We went through three nights without electricity. Suddenly the world seemed even darker and quieter. During the nights, we talked amongst ourselves. It was only then I realised with panic how fast time had passed away and how seemingly fast I have grown. I had almost forgotten that there was a thing called FM radio. There was still more than half juice in my mobile. From the dozen radio stations, only in one, RJs were constantly giving updates and acting as the Samaritan middlemen by giving SOS shout-outs. Rain was still playing a cruel game against us. The power was only restored on Saturday evening. When we switched on the television for the news, we were shocked by their coverage. The magnitude of the flood actually hit us only then. It is an irony and a slight shame that Chennai, known for its water scarcity, had waste water running on the roads. North Chennai is still in a very bad shape. 
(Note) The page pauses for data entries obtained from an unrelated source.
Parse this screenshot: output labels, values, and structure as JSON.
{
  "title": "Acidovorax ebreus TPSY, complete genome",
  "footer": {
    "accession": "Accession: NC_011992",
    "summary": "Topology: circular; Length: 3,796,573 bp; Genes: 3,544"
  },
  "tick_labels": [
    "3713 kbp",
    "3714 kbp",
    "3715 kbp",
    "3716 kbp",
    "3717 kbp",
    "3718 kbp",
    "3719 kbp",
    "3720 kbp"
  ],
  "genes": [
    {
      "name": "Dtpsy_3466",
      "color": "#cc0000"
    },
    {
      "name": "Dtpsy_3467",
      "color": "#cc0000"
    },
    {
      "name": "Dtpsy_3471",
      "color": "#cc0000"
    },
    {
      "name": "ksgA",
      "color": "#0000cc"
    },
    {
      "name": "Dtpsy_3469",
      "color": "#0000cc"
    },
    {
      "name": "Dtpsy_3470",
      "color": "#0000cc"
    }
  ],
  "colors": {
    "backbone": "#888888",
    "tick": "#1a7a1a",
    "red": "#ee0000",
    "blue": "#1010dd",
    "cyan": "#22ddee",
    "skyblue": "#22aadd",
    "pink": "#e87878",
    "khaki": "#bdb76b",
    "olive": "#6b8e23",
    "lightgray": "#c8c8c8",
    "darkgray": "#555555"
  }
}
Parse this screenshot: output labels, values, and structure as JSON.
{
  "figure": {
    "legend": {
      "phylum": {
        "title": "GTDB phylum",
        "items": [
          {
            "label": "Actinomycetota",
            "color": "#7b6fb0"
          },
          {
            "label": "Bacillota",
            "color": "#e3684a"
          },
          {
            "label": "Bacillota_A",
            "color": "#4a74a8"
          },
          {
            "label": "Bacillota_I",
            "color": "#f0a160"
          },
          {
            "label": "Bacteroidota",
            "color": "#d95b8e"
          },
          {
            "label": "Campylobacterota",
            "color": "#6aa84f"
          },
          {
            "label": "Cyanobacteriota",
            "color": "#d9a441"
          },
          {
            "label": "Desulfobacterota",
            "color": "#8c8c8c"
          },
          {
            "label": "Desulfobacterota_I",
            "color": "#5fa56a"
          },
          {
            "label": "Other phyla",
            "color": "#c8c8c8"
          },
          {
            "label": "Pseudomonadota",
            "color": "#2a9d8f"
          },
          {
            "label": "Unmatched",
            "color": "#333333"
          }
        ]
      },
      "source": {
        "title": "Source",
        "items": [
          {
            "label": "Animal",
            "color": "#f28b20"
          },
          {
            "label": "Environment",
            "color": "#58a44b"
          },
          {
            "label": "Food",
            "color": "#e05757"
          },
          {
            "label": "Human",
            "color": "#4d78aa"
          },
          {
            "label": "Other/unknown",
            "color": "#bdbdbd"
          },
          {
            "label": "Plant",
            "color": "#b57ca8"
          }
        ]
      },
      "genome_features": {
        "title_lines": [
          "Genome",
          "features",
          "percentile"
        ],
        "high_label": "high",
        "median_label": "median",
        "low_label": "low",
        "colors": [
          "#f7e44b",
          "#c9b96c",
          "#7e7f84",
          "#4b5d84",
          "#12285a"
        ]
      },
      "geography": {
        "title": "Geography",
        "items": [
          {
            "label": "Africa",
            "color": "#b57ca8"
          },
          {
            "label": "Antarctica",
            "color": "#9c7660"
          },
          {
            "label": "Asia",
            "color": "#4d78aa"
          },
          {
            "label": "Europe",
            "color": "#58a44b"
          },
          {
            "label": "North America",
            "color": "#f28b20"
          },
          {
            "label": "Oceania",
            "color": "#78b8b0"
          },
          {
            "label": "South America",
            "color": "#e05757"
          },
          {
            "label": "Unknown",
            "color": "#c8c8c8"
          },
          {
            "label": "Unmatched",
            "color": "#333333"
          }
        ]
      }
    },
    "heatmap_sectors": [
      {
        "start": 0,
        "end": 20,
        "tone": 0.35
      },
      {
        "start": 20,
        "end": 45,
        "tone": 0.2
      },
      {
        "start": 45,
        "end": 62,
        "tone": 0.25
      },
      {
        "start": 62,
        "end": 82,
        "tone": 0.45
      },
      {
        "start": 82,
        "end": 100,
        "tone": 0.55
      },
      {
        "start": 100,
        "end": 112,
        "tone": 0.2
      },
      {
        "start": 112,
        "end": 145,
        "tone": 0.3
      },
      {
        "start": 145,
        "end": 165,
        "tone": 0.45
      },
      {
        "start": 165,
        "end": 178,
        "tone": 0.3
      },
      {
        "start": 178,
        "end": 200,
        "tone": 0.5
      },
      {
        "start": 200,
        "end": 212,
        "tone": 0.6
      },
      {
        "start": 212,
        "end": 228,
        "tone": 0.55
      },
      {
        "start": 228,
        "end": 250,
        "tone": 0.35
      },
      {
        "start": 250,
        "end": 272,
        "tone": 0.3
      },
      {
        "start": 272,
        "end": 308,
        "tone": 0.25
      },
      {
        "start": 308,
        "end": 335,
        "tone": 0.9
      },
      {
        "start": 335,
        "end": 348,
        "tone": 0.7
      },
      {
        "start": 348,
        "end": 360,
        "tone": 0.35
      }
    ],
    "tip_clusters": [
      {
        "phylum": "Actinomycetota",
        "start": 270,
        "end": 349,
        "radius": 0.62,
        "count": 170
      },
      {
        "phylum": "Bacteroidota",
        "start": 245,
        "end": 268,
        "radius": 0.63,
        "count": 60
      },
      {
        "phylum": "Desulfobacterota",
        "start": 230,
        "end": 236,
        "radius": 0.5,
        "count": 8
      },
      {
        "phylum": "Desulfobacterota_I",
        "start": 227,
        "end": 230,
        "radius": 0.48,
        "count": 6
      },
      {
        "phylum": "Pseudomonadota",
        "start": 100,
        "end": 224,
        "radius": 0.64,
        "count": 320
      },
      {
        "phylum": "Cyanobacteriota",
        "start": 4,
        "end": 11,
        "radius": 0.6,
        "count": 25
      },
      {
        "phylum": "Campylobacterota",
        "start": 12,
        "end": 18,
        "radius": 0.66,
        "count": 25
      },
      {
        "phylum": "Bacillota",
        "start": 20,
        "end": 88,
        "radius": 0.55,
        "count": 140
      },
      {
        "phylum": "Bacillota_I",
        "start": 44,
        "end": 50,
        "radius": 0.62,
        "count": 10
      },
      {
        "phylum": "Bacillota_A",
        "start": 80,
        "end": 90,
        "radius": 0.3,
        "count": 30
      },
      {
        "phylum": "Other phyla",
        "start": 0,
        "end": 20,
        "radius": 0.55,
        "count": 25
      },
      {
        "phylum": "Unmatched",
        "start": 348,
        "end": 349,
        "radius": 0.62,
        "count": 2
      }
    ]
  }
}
Yet, the worst has definitely passed now. Sunshine is returning after many (many in Chennai terms) days. Water is receding back steadily. Electricity is back, Communication is back, Transportation is back – Life is back and moving! There are sure, a lot of takeaways from this cruel crisis. It is in us whether we take them to heart and do whatever is needed to stop such a disaster to happen again. We cannot pretend anymore to be ignorant of the obvious loopholes that very much aggravated the problem, which it should not have, normally. And it is not like it is the first lesson (Uttarakhand 2013). I cannot help but think that there are more such shocking events about to occur. No use in lamenting then! We must not forget that nothing can overcome the wrath of Nature if we abuse it continuously. 
P.S: In this time of crisis, there was a lot of love in the air and the innate human spirit of helping came into being when the rest of the country, celebrities and the common man himself readily came forward to volunteer in relief operations.